‘If music be the food of love, play on’: (Twelfth Night) These nine words, spoken by the Count Orsino, are among the most famous opening lines in all of Shakespeare. To set the scene: Twelfth Night opens with the Duke of Illyria, Orsino, pining away with love for Olivia, a countess whose father died a year ago and whose brother has recently died. Olivia has vowed to shut herself away from society for seven years as a result of these deaths.
The lines are often interpreted as expressing Orsino’s desire to stop loving (Olivia), but things are not so simple as all that.
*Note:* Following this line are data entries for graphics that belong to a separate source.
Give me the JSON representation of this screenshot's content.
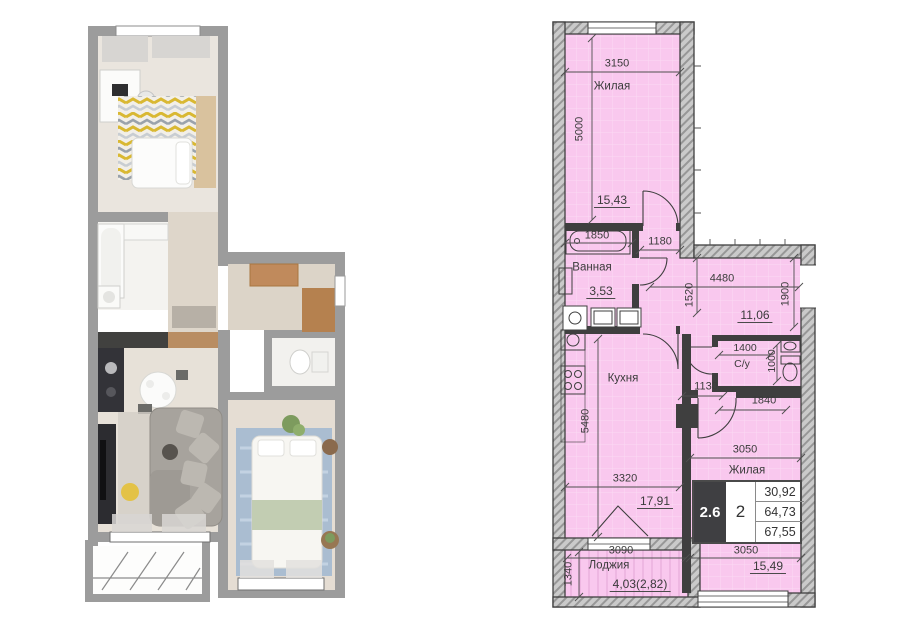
{
  "colors": {
    "room_fill": "#f9c8ee",
    "wall_hatch": "#cacaca",
    "wall_line": "#3f3f3f",
    "render_wall": "#9c9c9c",
    "accent_rug_yellow": "#d9b832",
    "accent_rug_blue": "#aabdd1"
  },
  "plan2d": {
    "rooms": {
      "living_top": {
        "name": "Жилая",
        "area": "15,43"
      },
      "bathroom": {
        "name": "Ванная",
        "area": "3,53"
      },
      "hallway": {
        "area": "11,06"
      },
      "wc": {
        "name": "С/у"
      },
      "kitchen": {
        "name": "Кухня",
        "area": "17,91"
      },
      "living_bottom": {
        "name": "Жилая",
        "area": "15,49"
      },
      "loggia": {
        "name": "Лоджия",
        "area": "4,03(2,82)"
      }
    },
    "dims": {
      "d3150": "3150",
      "d5000": "5000",
      "d1850": "1850",
      "d1180": "1180",
      "d4480": "4480",
      "d1520": "1520",
      "d1900": "1900",
      "d1400": "1400",
      "d1000": "1000",
      "d1130": "1130",
      "d1840": "1840",
      "d5480": "5480",
      "d3320": "3320",
      "d3050a": "3050",
      "d3050b": "3050",
      "d3090": "3090",
      "d1340": "1340"
    },
    "info_table": {
      "plan_code": "2.6",
      "rooms_count": "2",
      "living_area": "30,92",
      "area_excl_loggia": "64,73",
      "area_total": "67,55"
    }
  }
}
He’s merely talking of the way that being in love (especially harbouring unrequited love for someone) makes us want to listen to music all day and take solace in it. But love, as the rest of the speech makes clear, can never settle: it’s restless, and constantly moving the mind (and heart) onto some new pursuit. Orsino seems to be aware that he’s got no chance of stopping himself being in love. When you’re struck by Cupid’s arrow, that’s it.
Orsino likens the sound of the music to the sound (of wind) upon a bank of fragrant-smelling violets, carrying their scent away with it. But then he immediately grows tired of this strain of music, and tells the musician to stop playing it, as it’s already lost its allure. The ‘spirit of love’ (‘spirit’ calling back to the idea of the wind breathing) is as hungry as the sea. Everything it takes in, no matter how grand and valuable, becomes debased and devalued because, within a minute, you’re sick of them. Love is the only truly imaginative (‘fantastical’) being in the whole world, because it keeps creating new ‘shapes’ or images (on account of the fact that, as soon as it’s invented one, it grows sick of it and moves on).
So, Orsino’s ‘If music be the food of love’ speech doesn’t so much say ‘I want to stop being in love’ as ‘since I know I cannot stop myself from being in love, all I can do is let myself be carried along on a tide of desires and emotions which are constantly shifting to something else’. Orsino’s love makes him unable to alight on one thing – such as one piece of music – which will allow his mind to be at rest. Love is greedy and consumes everything you throw at it, saying, ‘No, that won’t do: next.’ All you can do is stuff yourself full of music and hope that love is (temporarily) full.